Athens — After three days of hard bargaining, the summit of the European Community ended without an agreement on how to solve a single major problem facing it. The 10-nation Community is on the verge of bankruptcy and does not possess the authority to raise more cash to cover its rising deficit.
It will now be up to France, which takes over the presidency from Greece on Jan. 1, to guide its colleagues toward a solution that will head off a collapse of the EC as it is at present constituted.
The previous summit, held in Stuttgart, West Germany, last June 17 to 19, acknowledged the crisis and agreed on four objectives for the Athens meeting:
* To reform the Community's budget system to gain firm control over spending.
* To resolve imbalances in the contributions Community members make to the EC budget, a problem that most concerns Britain, which has said it would veto any reform package that does not reduce its budget share.

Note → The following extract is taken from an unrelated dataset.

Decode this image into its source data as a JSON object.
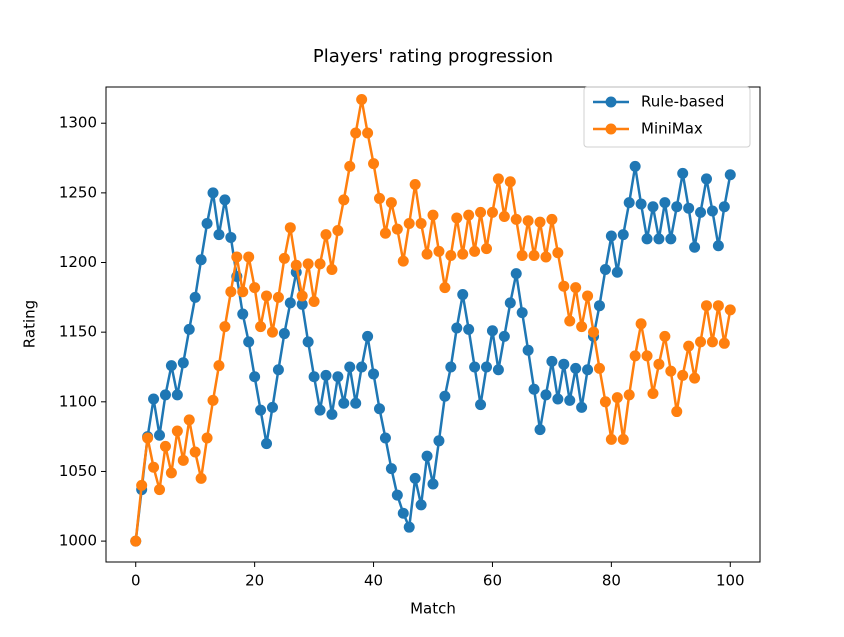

* To reduce agricultural spending, which absorbs more than two-thirds of Community resources and has been spiraling out of control in recent years.
* To increase the EC's own resources to allow for the admission of Spain and Portugal and to finance new programs that will ''relaunch the Community.''
''It was not Athens that was a step back, it was Stuttgart, because we put too many things on the fire,'' Italian Prime Minister Bettino Craxi asserted.
The summit began Sunday in an atmosphere of subdued optimism after the French put forth a major proposal designed to control Community spending, thus moving closer to the hard-line stance of Britain and West Germany.
The mood rapidly changed as the meeting became mired in disputes over the agenda, and the various delegations demonstrated little will to compromise on the larger questions. Instead they haggled over details that affected them most.
As early as Monday afternoon, reports began to filter out of the conference room of a major clash between French President Francois Mitterrand and British Prime Minister Margaret Thatcher.
According to these reports, Mr. Mitterrand had become tired of what he viewed as a lack of British flexibility and told Mrs. Thatcher she had begun to ''tire your audience,'' but that France would not accept any agreement out of exhaustion. He then allegedly reminded her that France had won the 100 Years War.
According to one source, a member of the British delegation immediately responded that Napoleon probably thought the same thing before the battle of Waterloo.
The resulting crisis of the EC should not be underestimated. The Community does not have enough money to cover this year's expenses, and the European Parliament may refuse to pass this year's supplementary budget to protest the failure in Athens.
The Community will face an even more acute problem in 1984 as agricultural costs continue to mount. Spain and Portugal, which recently expressed frustration at having to wait so long to join the Community, had hoped the deadline to their accession would be set in Athens. Now they will have to wait even longer.
In a period of extreme international tension, of a near breakdown in US-Soviet communications, of acute West European economic crisis, and of growing doubts about the reliability of Western Europe's security cooperation with the United States, the failure in Athens can only increase political uncertainty in the West.
France, often a major obstructionist in past EC deliberations, has emerged as one of the few countries to make a major effort at compromise. It will have to redouble its efforts if it is to save the Community.
On Tuesday Mitterrand asserted that France would do everything in its power to reach a quick compromise and would use elements of proposals already on the table as a starting point for discussions.
This year's deficit can be covered in the 1984 budget, but EC experts say the Community's resources will run out well before year's end. Thus, there was talk of holding the next EC summit, scheduled for June, as early as March, but only if enough progress has been made to warrant such a meeting.